Called “Cometa” in Spain, “Tako” in Japan or “Drachen” in Germany, kites are an integral part of our daily lives.
These large pieces of paper that children enjoy flying in the wind have a lon tradition and are considered in the Far East as a true art of living.
From the seventh century, starting from China, kites reached the islands of Japan where they became an “art madness”: thousands of people launch these flying forms in bright colors on the occasion of festivals. In the twelfth century, the art of kite flying was perfected to allow man to fly in the air. These first “flying men” were usually sent on spying missions during warlike ventures. Continuing their journey through India and Arabia, the “Takos” arrived in Europe where they lost the oriental symbolism.
At the beginning of his artistic activity Richard Paul Lohse designed flags, advertising posters, attempts marked by the last period of Cubism. In 1937, he participated in the foundation of the Allianz, an association of contemporary Swiss artists in search of the harmonious whole in the constructivist spirit.

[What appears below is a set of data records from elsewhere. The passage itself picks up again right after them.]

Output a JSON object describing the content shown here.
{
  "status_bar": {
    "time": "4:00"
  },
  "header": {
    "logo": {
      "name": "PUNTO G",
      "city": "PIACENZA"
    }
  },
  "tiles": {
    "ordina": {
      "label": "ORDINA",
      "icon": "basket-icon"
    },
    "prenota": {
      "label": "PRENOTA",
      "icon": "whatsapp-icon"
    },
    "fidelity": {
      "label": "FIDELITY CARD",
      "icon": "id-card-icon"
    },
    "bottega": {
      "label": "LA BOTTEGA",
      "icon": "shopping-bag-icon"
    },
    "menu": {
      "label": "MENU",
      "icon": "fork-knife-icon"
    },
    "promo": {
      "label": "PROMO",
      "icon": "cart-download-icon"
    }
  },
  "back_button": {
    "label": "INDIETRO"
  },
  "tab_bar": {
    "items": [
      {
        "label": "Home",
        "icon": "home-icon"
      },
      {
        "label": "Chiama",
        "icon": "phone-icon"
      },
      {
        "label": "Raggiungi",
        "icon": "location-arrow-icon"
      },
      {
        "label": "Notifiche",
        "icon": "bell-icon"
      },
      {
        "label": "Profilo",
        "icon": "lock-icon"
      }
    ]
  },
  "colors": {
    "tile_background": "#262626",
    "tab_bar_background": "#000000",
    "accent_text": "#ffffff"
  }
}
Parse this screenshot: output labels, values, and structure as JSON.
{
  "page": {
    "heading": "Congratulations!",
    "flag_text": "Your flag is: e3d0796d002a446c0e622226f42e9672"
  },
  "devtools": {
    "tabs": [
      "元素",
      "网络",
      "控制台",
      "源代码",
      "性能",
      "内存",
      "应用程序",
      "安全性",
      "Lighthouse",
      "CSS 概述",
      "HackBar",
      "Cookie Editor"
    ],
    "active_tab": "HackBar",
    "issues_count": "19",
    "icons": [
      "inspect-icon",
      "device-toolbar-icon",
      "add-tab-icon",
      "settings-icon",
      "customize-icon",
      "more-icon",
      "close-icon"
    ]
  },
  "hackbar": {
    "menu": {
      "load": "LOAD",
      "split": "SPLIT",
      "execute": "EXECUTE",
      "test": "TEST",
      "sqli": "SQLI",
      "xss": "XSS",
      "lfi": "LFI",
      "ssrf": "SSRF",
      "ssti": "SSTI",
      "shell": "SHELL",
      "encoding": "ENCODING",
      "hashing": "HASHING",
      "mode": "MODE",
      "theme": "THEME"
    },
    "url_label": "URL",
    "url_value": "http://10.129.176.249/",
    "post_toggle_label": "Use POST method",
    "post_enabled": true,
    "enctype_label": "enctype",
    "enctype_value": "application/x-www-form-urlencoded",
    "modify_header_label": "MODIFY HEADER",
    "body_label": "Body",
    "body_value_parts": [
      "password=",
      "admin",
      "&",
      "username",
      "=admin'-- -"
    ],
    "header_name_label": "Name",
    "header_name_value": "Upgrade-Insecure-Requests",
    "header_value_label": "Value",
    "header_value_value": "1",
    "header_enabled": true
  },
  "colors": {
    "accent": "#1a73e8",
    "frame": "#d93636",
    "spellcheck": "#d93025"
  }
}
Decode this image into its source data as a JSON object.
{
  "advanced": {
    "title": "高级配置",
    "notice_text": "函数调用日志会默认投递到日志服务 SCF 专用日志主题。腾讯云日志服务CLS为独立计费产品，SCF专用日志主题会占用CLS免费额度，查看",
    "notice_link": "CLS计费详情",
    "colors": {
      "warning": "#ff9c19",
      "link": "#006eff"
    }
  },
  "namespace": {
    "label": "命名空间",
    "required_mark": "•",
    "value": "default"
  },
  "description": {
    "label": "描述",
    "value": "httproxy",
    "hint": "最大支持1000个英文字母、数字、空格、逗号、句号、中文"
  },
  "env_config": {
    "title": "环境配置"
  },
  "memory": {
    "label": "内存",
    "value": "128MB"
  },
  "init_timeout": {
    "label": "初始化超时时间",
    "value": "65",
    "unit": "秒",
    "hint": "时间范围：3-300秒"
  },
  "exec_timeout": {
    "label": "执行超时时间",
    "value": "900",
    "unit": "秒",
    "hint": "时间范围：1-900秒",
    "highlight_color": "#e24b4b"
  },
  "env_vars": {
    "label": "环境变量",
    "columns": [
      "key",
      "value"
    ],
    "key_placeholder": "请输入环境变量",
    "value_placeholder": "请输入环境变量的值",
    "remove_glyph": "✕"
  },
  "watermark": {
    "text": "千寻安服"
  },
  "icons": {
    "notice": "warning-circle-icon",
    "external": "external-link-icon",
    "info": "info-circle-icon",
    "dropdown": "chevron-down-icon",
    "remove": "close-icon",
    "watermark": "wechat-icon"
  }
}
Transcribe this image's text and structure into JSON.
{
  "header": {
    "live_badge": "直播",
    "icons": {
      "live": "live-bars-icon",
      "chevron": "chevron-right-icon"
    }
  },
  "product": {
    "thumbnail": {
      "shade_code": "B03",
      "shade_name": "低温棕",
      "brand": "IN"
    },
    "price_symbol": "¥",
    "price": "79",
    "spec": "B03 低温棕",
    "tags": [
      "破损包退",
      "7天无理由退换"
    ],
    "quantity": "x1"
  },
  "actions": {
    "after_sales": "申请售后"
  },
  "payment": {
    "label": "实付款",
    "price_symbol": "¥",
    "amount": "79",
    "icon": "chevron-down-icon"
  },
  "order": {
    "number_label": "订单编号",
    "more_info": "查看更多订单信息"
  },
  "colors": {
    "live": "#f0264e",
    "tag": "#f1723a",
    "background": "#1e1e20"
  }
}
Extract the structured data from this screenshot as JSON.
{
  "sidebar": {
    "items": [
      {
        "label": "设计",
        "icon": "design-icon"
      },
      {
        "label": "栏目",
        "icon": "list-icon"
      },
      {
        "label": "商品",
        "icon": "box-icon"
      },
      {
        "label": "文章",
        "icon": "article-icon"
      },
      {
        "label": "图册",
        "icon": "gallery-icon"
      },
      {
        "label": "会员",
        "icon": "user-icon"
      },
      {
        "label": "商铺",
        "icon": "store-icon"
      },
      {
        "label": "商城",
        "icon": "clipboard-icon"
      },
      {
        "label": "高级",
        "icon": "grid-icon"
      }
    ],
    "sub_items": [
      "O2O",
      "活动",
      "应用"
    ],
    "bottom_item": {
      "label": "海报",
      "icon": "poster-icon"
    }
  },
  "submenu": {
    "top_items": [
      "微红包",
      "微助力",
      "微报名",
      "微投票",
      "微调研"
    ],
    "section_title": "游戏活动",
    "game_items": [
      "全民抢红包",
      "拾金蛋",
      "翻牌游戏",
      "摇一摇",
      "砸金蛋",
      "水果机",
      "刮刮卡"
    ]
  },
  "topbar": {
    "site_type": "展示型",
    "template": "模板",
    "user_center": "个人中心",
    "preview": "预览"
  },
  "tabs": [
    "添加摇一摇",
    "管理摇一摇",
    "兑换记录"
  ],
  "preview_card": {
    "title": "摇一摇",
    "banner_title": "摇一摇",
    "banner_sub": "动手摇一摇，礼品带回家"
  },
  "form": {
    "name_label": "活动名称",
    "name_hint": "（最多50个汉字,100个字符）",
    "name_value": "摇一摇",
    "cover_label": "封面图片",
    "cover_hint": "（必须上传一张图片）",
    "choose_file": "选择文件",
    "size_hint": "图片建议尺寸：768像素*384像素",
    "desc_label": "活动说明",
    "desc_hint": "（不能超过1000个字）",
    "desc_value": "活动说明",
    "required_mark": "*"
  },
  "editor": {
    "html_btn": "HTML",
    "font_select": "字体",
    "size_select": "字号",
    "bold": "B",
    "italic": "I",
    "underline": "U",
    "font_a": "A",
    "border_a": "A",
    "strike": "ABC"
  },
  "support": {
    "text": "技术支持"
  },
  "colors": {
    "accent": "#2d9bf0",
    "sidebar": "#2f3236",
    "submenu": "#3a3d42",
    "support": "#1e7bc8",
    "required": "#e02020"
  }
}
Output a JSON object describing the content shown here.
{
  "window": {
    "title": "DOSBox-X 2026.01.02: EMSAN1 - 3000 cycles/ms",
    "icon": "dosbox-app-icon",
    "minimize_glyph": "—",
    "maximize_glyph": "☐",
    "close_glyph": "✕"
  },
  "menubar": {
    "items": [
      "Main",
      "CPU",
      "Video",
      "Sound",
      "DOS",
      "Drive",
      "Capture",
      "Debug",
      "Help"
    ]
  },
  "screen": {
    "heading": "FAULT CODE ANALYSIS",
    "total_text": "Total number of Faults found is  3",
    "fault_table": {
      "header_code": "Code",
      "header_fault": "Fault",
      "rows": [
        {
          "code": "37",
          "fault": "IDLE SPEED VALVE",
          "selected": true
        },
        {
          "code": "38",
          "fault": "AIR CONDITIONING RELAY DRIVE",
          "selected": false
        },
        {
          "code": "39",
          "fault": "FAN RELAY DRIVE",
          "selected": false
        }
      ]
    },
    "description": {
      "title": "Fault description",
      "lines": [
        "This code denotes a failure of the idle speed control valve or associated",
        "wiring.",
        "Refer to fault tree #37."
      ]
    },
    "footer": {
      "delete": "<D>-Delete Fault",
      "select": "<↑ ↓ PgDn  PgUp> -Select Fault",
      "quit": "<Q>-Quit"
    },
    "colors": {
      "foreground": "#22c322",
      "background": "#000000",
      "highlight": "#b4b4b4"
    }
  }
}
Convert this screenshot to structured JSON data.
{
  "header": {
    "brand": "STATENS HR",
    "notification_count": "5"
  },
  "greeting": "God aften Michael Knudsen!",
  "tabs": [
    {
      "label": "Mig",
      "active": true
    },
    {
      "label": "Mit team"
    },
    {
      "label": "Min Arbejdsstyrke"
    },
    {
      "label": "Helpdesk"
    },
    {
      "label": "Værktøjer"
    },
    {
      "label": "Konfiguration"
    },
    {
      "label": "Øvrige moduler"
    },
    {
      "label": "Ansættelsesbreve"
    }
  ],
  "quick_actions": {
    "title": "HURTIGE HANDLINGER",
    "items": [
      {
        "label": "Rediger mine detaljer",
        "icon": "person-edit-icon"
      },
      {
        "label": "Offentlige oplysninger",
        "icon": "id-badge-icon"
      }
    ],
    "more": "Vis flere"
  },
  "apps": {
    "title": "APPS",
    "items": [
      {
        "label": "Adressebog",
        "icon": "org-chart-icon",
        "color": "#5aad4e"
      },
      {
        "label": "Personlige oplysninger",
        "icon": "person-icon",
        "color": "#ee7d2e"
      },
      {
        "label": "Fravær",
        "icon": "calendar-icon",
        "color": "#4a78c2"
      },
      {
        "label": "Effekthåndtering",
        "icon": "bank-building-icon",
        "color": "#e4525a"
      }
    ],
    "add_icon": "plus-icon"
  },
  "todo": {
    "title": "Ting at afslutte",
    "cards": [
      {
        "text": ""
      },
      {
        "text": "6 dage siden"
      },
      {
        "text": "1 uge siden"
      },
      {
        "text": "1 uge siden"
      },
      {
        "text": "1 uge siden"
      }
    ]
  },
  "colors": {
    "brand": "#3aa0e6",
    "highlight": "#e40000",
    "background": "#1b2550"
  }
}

Influenced by Mondrian and the Bauhaus, they submitted their art to the strict laws of mathematics, to make man better. “Constructivist art is an encyclopedic art, an art of reason, a moralizing art, ideological, political, it is both analysis and organization.”
After studying how the painting is structured, what makes it anonymous and what standardizes it, how to approach rationally, the means used, dynamic processes, addition, progression, juxtaposition of colors and their rhythms, Lohse created in the early 1940s the serial organizations that made him famous.
They are based on the square, used as an operational means to simulate a dynamic process. The color scheme aims to establish harmonious graduations and contrasts in the neighboring color fields.
Unlike Mondrian, he does not separate the colors by neutral lines, but contrasts them directly. “The serial principle consists of distributing the different colors equally, organizing them in ascending order, establishing a combinatory.
All the colors are equally present in each series and each series in the whole painting. This arrangement can in turn serve as a model for a larger order.”
Richard Paul Lohse thus realizes in painting the same structural principle that presided over dodecaphony in music. And if one could speak of the “ideal consistency of listening” one can speak by analogy of the “ideal consistency of vision”.
Lohse’s kite illustrates this principle of organization: what is seen in close up appears like a coloured plane, disconcerting and dazzling, but while moving away in the sky becomes a structure of calm and harmonious whole.